Analysis: The Government’s policies around te reo Māori won’t discourage its use – they’ll have the opposite effect, writes Sunday reporter Tania Page.
2024 promises to be a rocky one for some if the tail end of last year was anything to go by.
Those last few weeks of 2023 saw the new National-led Government promise to roll back several policies relating to Māori.
It also declared that public service departments would have their “primary name” in English, with all public services required to primarily communicate in English.
Such policies mean the months ahead could be particularly hard for anyone trying to learn te reo Māori or supporting those who are.
They will also be tough for the reo champions who have advocated for decades and who no doubt hoped friction over the language’s relevance and importance had been settled.
I must confess I feel nervous for my two sons in the wake of these policies.
I worry about the day we’re on the bus or in a cafe speaking te reo and someone says something disparaging because it feels like there is more licence for that to happen now, and I react like a lioness, because, well, that’s my job as a mother, right?
I want my boys to be proud to be Māori but I know the cotton wool will come off sooner or later and they will realise some aren’t so keen on that idea.
I feel braced for a confrontation, which is not a great way to go about the day, and when the scenario plays out in my head it normally ends with me biting someone, which is also not cool.

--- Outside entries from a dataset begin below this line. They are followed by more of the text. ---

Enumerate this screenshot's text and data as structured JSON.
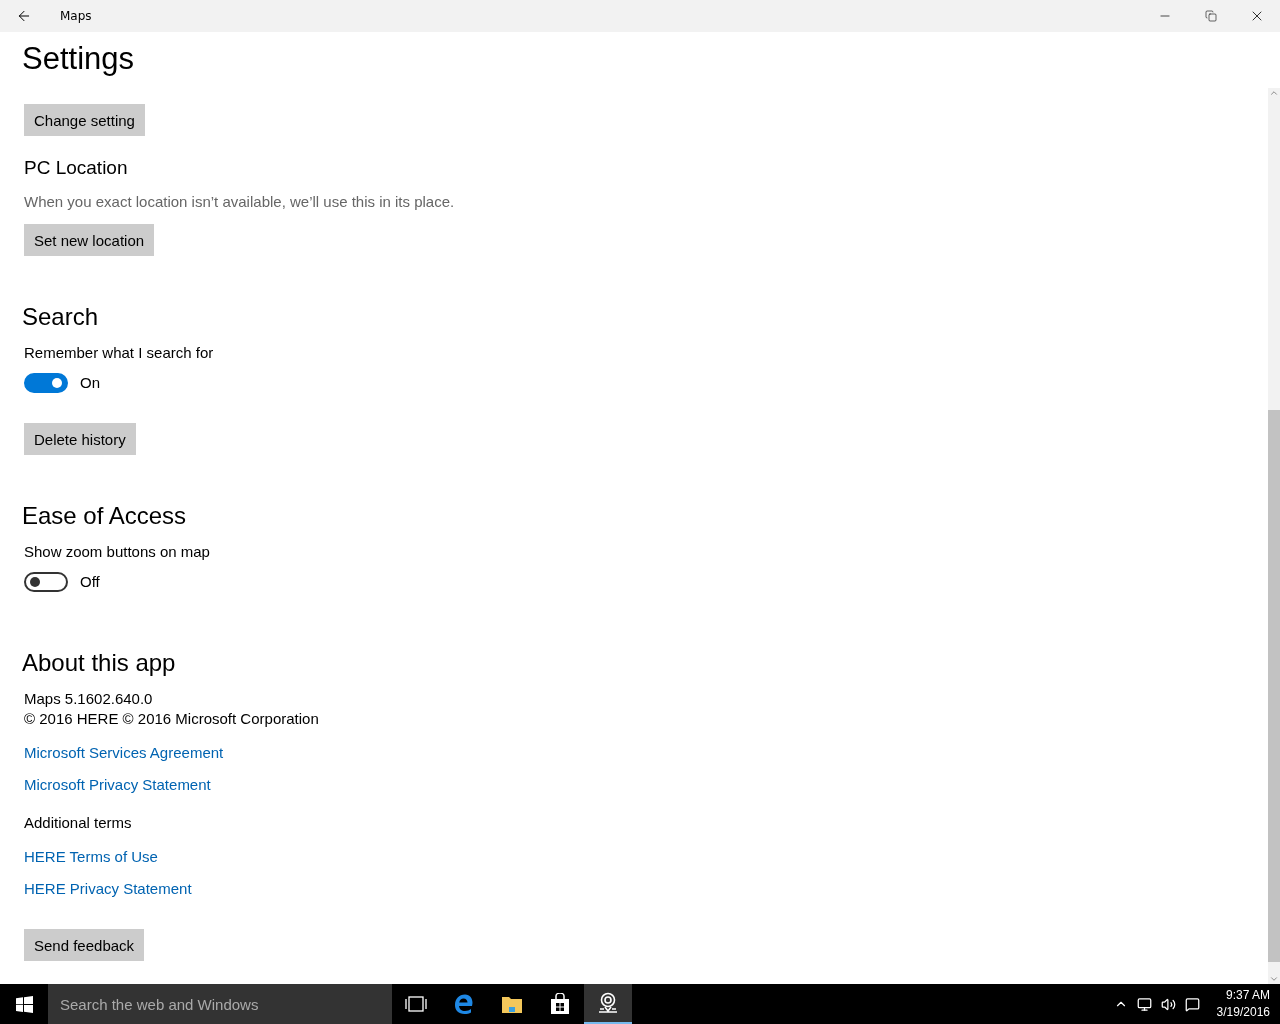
{
  "window": {
    "title": "Maps"
  },
  "page_title": "Settings",
  "content": [
    {
      "kind": "button",
      "label": "Change setting"
    },
    {
      "kind": "subheading",
      "text": "PC Location"
    },
    {
      "kind": "hint",
      "text": "When you exact location isn’t available, we’ll use this in its place."
    },
    {
      "kind": "button",
      "label": "Set new location"
    },
    {
      "kind": "heading",
      "text": "Search"
    },
    {
      "kind": "text",
      "text": "Remember what I search for"
    },
    {
      "kind": "toggle",
      "on": true,
      "state_label": "On"
    },
    {
      "kind": "button",
      "label": "Delete history"
    },
    {
      "kind": "heading",
      "text": "Ease of Access"
    },
    {
      "kind": "text",
      "text": "Show zoom buttons on map"
    },
    {
      "kind": "toggle",
      "on": false,
      "state_label": "Off"
    },
    {
      "kind": "heading",
      "text": "About this app"
    },
    {
      "kind": "text",
      "text": "Maps 5.1602.640.0"
    },
    {
      "kind": "text",
      "text": "© 2016 HERE © 2016 Microsoft Corporation"
    },
    {
      "kind": "link",
      "text": "Microsoft Services Agreement"
    },
    {
      "kind": "link",
      "text": "Microsoft Privacy Statement"
    },
    {
      "kind": "text",
      "text": "Additional terms"
    },
    {
      "kind": "link",
      "text": "HERE Terms of Use"
    },
    {
      "kind": "link",
      "text": "HERE Privacy Statement"
    },
    {
      "kind": "button",
      "label": "Send feedback"
    }
  ],
  "taskbar": {
    "search": {
      "placeholder": "Search the web and Windows"
    },
    "time": "9:37 AM",
    "date": "3/19/2016"
  }
}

I also wonder about the effectiveness of the coalition’s language directives.
All you have to do is look at the huge influx of corporate businesses recruiting kaupapa Māori advisors, the massive waiting lists for kura kaupapa (in Tāmaki Makaurau at least), and the overwhelming demand for coveted spots on any of the many excellent te reo and tikanga courses around the motu to know that that demand doesn’t happen in a vacuum.
It reflects how we have evolved as a nation.

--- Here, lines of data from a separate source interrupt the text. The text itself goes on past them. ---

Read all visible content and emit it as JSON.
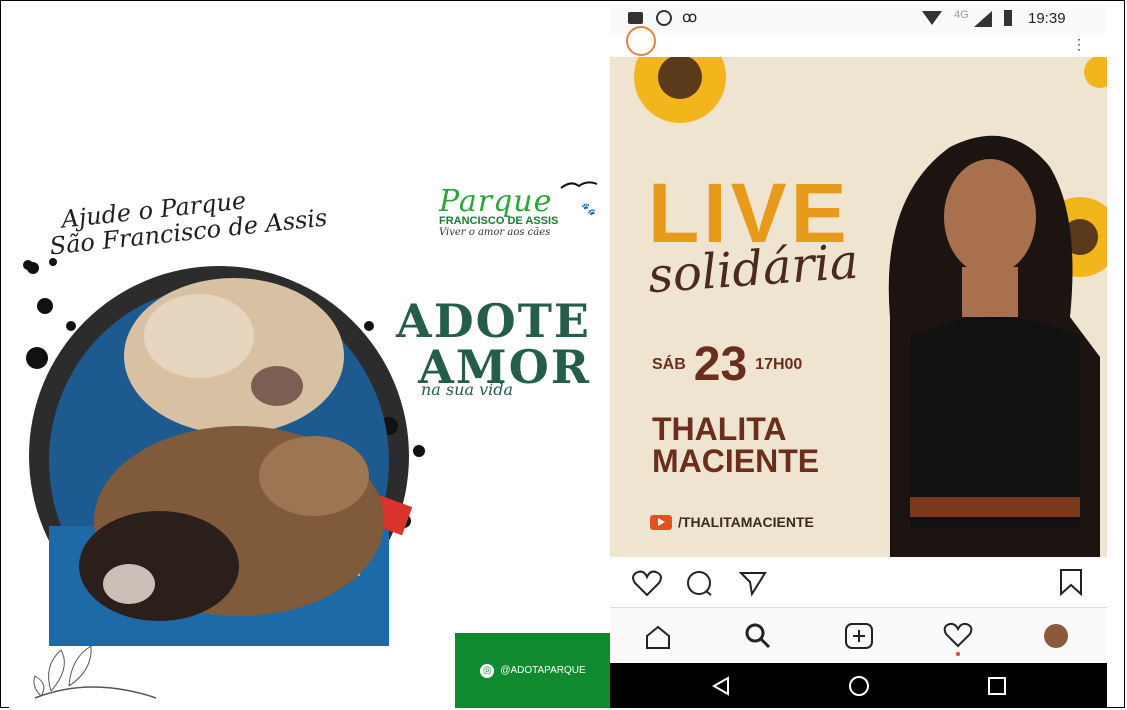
{
  "left_panel": {
    "script_line1": "Ajude o Parque",
    "script_line2": "São Francisco de Assis",
    "brand_name": "Parque",
    "brand_sub": "FRANCISCO DE ASSIS",
    "brand_tag": "Viver o amor aos cães",
    "headline1": "ADOTE",
    "headline2": "AMOR",
    "headline_sub": "na sua vida",
    "instagram_handle": "@ADOTAPARQUE"
  },
  "right_panel": {
    "status": {
      "network": "4G",
      "time": "19:39"
    },
    "post": {
      "title": "LIVE",
      "subtitle": "solidária",
      "day_label": "SÁB",
      "day": "23",
      "hour": "17H00",
      "artist_line1": "THALITA",
      "artist_line2": "MACIENTE",
      "youtube": "/THALITAMACIENTE"
    },
    "actions": [
      "heart-icon",
      "comment-icon",
      "share-icon",
      "bookmark-icon"
    ],
    "nav_items": [
      "home-icon",
      "search-icon",
      "add-icon",
      "activity-icon",
      "profile-icon"
    ],
    "system_nav": [
      "back-icon",
      "home-circle-icon",
      "recents-icon"
    ]
  },
  "colors": {
    "brand_green": "#2aa637",
    "headline_green": "#245e4a",
    "instagram_bar": "#0f8a2e",
    "live_orange": "#e89a1a",
    "artist_brown": "#6a2e1d"
  }
}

You can’t just flick a switch on pride, self-awakening and revitalisation. It isn’t a “policy” to be turned on and off like a tap.

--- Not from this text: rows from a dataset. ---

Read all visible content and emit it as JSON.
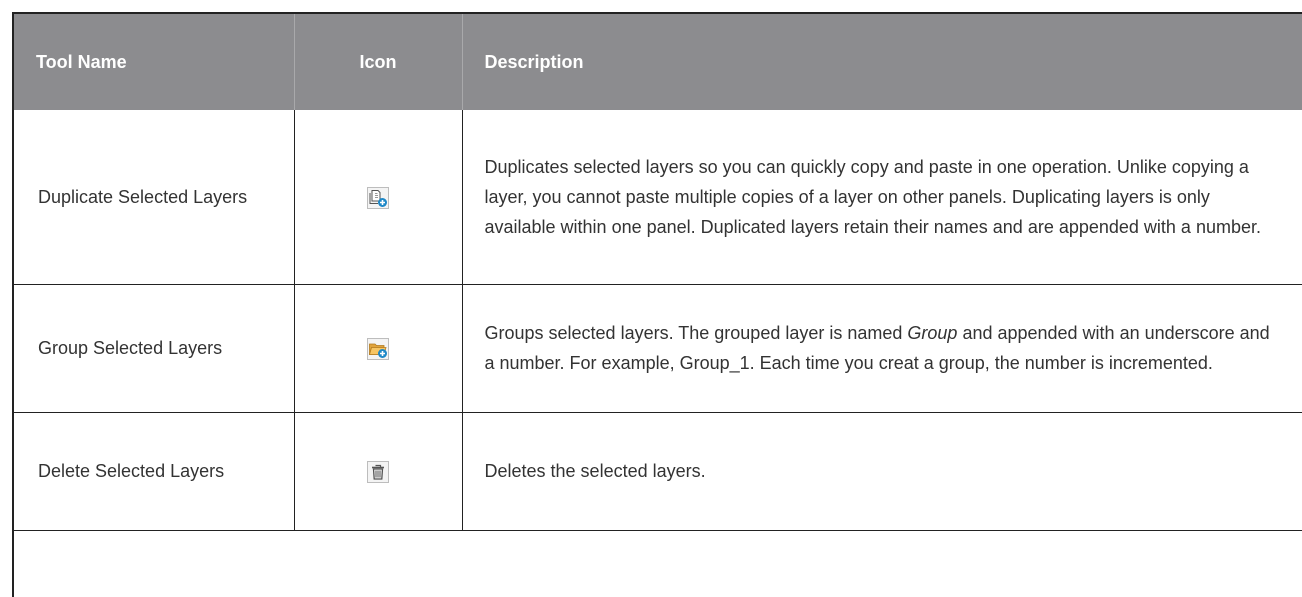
{
  "table": {
    "headers": {
      "tool_name": "Tool Name",
      "icon": "Icon",
      "description": "Description"
    },
    "rows": [
      {
        "tool_name": "Duplicate Selected Layers",
        "icon": "duplicate-layers-icon",
        "description_parts": [
          "Duplicates selected layers so you can quickly copy and paste in one operation. Unlike copying a layer, you cannot paste multiple copies of a layer on other panels. Duplicating layers is only available within one panel. Duplicated layers retain their names and are appended with a number."
        ]
      },
      {
        "tool_name": "Group Selected Layers",
        "icon": "group-layers-icon",
        "description_parts": [
          "Groups selected layers. The grouped layer is named ",
          "Group",
          " and appended with an underscore and a number. For example, Group_1. Each time you creat a group, the number is incremented."
        ]
      },
      {
        "tool_name": "Delete Selected Layers",
        "icon": "trash-icon",
        "description_parts": [
          "Deletes the selected layers."
        ]
      }
    ]
  },
  "colors": {
    "header_bg": "#8c8c8f",
    "header_text": "#ffffff",
    "body_text": "#333333",
    "border": "#222222",
    "icon_accent": "#1e88c7"
  }
}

It is a right that is being reclaimed by tens of thousands of people across Aotearoa, people who will not be denied.
I have no whānau history of activism; we’ve been pretty disconnected from te ao Māori for a couple of generations. But I feel deeply disappointed we are at this point.
However, I’ve had the summer to reflect on the events that closed out 2023, and I don’t believe such policies will discourage the use of te reo Māori.
Instead, they will have the opposite effect.